What do you want, and when do you want it?

It's too bad I'm not the only one who is befuddled about Occupy Wall Street.  I'm pretty darn politically aware, and don't need a lot of hand-holding in approaching social issues, but I'm noticing that I lose interest when it comes to insubstantial ideas.  Yes, I want it to be possible to get by in this country.  I'm very interested in how exactly that can be made to happen, but stuff that is literally impossible is lucky if it gets a shrug from me.  Also, anything with a "Step 2. ?? Step 3. Profit!"

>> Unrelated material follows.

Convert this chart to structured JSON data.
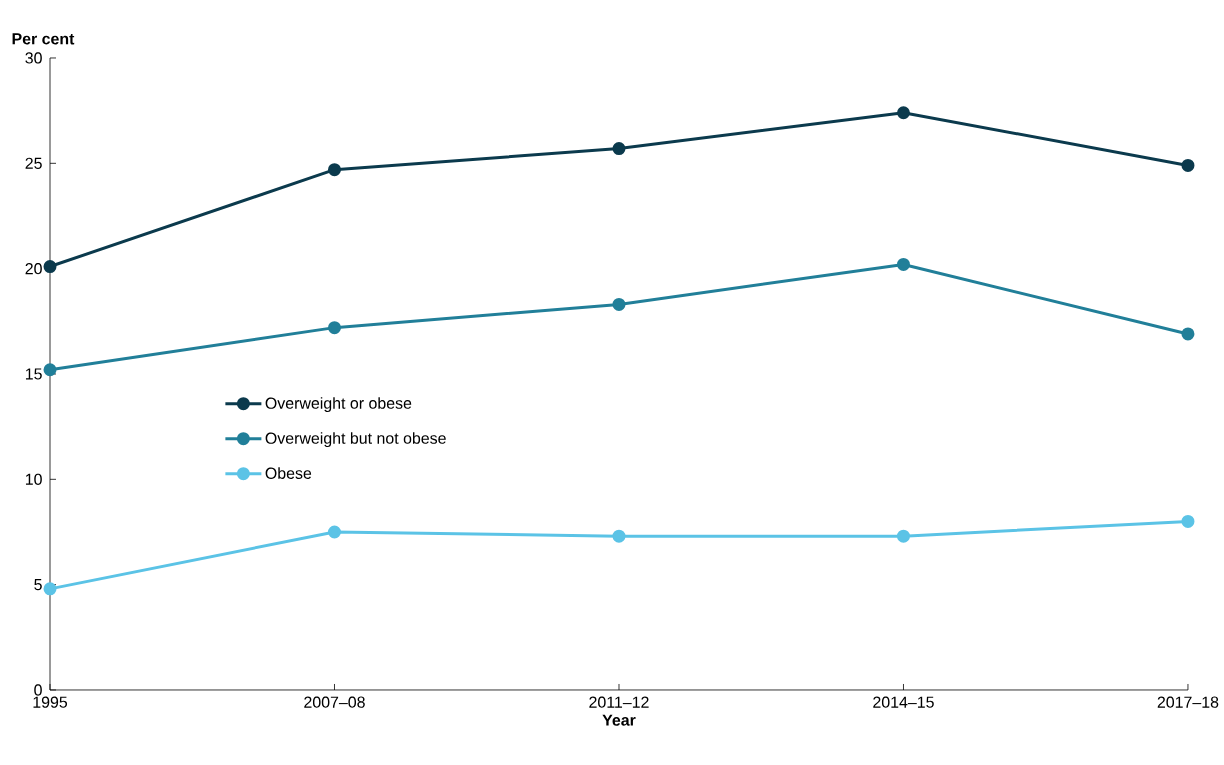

Step 1.  Occupy Wall Street.  Right on.
Step 2. This is what I am missing
Step 3. Thank God it's over.

I don't think that there are too many people unaware of our huge recession.  So it's starting to look like:

Step 1: Underestimate the intelligence of everyone
Step 2: Hey, wtf
Step 3: everyone is mad

What we need awareness of is what we need to do.  The problem is pretty damned obvious.  Though, I do look forward to Reimagine Work, the upcoming conference that seeks a roadmap to an economy that people can live with.  As far as I know, the basic premise is to uncouple income from work.  Now that's interesting.  It's a bit radical for my blood, but something's gotta give.  

4 comments:

Sara E Anderson said...

A note: the title of this post was originally something dumb, and I changed it. I completely changed my concept for this post several times, and the title suffered for it.

ballgame said...

I think the point of the protests is to raise awareness that there really is a Left that exists in this country, and that there are options beyond the This Party Is Batshit Crazy and This Party Sucks But Not Quite As Much box that the media shoves everything into.

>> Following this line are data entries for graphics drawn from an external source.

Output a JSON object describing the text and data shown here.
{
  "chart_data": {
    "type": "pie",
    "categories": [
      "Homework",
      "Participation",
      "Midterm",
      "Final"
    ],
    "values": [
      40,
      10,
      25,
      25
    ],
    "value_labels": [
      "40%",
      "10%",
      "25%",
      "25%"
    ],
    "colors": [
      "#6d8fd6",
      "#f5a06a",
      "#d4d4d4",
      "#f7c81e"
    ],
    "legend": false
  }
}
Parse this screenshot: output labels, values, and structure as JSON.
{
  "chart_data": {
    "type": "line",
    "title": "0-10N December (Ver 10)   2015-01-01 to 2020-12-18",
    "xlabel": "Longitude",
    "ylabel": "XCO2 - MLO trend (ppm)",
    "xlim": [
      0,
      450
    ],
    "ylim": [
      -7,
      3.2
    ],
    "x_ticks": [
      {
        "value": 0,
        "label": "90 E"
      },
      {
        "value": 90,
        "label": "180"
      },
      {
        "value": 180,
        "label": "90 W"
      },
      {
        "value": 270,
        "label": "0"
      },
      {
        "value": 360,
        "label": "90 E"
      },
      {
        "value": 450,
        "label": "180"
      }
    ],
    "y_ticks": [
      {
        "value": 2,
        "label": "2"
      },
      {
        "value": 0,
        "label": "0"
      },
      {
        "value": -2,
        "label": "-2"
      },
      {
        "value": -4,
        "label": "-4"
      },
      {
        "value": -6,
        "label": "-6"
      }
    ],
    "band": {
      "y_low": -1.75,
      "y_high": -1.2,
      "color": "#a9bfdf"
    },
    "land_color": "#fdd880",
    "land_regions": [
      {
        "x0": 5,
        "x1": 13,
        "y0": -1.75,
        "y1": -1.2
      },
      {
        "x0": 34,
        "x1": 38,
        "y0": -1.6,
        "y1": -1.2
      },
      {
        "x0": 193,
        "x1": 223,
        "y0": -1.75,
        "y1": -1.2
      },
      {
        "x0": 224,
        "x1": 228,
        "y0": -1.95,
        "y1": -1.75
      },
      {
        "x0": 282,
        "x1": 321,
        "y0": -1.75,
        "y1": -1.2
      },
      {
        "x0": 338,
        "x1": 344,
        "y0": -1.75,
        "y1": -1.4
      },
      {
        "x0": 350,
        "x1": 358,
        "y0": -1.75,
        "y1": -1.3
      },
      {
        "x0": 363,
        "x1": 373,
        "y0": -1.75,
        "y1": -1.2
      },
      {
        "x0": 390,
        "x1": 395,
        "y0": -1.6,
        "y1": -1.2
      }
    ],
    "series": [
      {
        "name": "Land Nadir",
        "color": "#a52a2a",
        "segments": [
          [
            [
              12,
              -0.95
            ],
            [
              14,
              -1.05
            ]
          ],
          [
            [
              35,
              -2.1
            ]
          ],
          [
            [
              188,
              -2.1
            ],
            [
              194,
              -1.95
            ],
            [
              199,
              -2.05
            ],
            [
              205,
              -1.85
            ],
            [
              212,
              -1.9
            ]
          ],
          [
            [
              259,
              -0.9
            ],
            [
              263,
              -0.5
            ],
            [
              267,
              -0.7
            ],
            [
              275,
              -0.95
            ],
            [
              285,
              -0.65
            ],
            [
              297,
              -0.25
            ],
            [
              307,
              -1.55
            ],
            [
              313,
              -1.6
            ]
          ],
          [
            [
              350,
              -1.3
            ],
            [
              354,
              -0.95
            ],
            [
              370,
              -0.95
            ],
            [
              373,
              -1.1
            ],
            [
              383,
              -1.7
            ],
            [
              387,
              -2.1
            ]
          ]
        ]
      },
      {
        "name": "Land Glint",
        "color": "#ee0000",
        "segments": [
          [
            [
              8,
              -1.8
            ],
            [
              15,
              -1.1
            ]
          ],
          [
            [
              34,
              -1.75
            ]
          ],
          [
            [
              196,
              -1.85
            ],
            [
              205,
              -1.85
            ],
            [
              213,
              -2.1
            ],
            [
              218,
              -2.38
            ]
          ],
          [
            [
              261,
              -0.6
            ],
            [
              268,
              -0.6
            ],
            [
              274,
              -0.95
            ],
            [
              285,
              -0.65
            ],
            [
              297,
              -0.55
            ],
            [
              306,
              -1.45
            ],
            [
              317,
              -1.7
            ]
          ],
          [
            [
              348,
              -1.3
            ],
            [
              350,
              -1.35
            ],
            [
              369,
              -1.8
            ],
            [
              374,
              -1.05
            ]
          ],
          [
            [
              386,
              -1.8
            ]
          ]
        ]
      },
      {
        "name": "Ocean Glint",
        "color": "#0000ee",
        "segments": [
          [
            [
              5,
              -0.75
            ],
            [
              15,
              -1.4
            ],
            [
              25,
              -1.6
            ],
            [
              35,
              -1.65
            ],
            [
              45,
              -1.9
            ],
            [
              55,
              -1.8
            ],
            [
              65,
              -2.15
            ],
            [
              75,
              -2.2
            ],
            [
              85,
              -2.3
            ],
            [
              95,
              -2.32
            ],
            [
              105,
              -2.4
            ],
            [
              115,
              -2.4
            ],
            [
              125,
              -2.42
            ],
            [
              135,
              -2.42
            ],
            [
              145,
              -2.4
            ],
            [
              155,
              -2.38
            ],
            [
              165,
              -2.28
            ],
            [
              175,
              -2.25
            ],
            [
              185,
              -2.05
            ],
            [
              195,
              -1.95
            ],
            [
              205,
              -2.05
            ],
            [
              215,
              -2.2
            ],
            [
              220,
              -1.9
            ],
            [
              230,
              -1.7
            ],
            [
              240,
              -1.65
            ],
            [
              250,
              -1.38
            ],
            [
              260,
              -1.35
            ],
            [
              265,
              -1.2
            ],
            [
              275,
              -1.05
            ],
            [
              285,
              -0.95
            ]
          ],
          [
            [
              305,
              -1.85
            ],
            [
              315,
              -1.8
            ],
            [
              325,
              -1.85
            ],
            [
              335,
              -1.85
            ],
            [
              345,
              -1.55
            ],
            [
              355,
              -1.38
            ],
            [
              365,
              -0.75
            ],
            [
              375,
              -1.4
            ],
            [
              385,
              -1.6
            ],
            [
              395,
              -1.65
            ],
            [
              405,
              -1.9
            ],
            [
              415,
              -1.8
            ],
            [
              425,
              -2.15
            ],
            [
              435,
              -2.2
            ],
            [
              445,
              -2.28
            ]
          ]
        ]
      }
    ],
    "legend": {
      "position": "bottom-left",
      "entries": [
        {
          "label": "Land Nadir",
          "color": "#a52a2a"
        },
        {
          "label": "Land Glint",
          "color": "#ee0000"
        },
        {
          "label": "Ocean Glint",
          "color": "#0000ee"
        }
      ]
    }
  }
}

I think a lot of people know that the rich are the main ones responsible for fucking up our economy, but they don't know that anyone else knows that, and so the fact just sort of drifts out of their consciousness into the 'fact of life, whaddya gonna do' category. When protests get big enough (and hopefully some smart FDR-like people start working on fixing the system — Elizabeth Warren???), those people realize that what they know isn't just true, but is also relevant.

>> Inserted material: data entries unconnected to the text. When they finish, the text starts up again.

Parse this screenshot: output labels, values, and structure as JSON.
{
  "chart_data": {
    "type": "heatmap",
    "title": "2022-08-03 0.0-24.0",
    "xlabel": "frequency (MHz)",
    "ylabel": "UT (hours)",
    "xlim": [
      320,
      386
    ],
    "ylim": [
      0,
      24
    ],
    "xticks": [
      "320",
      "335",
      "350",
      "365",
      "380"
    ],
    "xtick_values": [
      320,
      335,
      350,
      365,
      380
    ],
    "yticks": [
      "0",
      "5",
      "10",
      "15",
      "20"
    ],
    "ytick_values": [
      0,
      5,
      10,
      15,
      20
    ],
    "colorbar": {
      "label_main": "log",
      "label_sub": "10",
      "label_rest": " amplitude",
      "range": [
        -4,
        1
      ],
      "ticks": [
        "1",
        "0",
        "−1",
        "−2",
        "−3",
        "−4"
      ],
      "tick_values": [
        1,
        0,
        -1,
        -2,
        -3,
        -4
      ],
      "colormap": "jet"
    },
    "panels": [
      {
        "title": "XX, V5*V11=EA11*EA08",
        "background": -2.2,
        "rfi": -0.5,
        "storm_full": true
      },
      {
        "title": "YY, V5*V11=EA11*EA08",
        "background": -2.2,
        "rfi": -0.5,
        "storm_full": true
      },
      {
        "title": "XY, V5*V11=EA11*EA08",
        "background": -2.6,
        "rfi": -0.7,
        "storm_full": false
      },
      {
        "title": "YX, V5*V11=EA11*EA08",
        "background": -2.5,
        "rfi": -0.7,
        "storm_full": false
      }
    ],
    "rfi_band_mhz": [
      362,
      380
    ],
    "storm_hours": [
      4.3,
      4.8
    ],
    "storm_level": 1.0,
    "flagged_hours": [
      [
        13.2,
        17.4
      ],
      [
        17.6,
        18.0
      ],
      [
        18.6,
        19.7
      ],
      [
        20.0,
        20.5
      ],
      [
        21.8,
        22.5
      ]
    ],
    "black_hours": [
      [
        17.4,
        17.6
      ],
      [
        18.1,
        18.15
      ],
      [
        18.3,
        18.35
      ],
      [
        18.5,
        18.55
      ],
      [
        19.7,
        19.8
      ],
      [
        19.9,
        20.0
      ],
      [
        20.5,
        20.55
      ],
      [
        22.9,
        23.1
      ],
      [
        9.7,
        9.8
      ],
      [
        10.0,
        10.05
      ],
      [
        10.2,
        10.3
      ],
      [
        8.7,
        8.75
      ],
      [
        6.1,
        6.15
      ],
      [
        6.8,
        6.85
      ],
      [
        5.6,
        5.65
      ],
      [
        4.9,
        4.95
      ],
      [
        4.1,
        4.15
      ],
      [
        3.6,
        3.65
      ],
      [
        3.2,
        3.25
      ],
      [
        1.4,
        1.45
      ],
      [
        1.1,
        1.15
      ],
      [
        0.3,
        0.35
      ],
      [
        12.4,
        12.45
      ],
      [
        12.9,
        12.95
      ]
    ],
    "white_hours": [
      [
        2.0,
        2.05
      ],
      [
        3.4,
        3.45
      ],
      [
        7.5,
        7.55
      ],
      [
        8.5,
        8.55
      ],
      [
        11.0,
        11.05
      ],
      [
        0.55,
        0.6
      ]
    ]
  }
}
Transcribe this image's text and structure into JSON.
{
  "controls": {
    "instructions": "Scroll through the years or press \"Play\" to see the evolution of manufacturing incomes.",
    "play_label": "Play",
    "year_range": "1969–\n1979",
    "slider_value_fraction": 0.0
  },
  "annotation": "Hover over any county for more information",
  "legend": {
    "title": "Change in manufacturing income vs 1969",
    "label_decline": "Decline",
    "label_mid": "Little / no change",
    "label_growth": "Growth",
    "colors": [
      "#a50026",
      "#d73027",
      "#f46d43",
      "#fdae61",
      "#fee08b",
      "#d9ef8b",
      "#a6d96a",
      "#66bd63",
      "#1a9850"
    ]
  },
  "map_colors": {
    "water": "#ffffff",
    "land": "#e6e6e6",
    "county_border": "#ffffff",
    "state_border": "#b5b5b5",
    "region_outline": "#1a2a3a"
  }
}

BTW, Sara, are you still active at Cogitamus? I find it very odd that the protests haven't even been mentioned over there.

Anonymous said...

hi, in germany we have a similar idea "growing", mostly within local parties, call the "bedingunsloses grundeinkommen" (an "unconditional income for everyone)". its first goal is also to cut the income from its relation to the work and ensure that everyone gets some money (people talk about more or less 1500 euro). with this "income" people should be able to life a life in dignity, using the humanitarian voice at this point. there a lot different kinds of this idea, that change on finance or other necessary detials. go look it up, should find english articels about it.

Sara E Anderson said...

I've been trying to warm up to an audience around these parts before stepping back in there. (I also was wondering if it would be weird to just show up again out of nowhere, but what the hell.)

But I think you've got something there. It's not precisely what I'd like, but I'm used to taking what I can get when it comes to politics.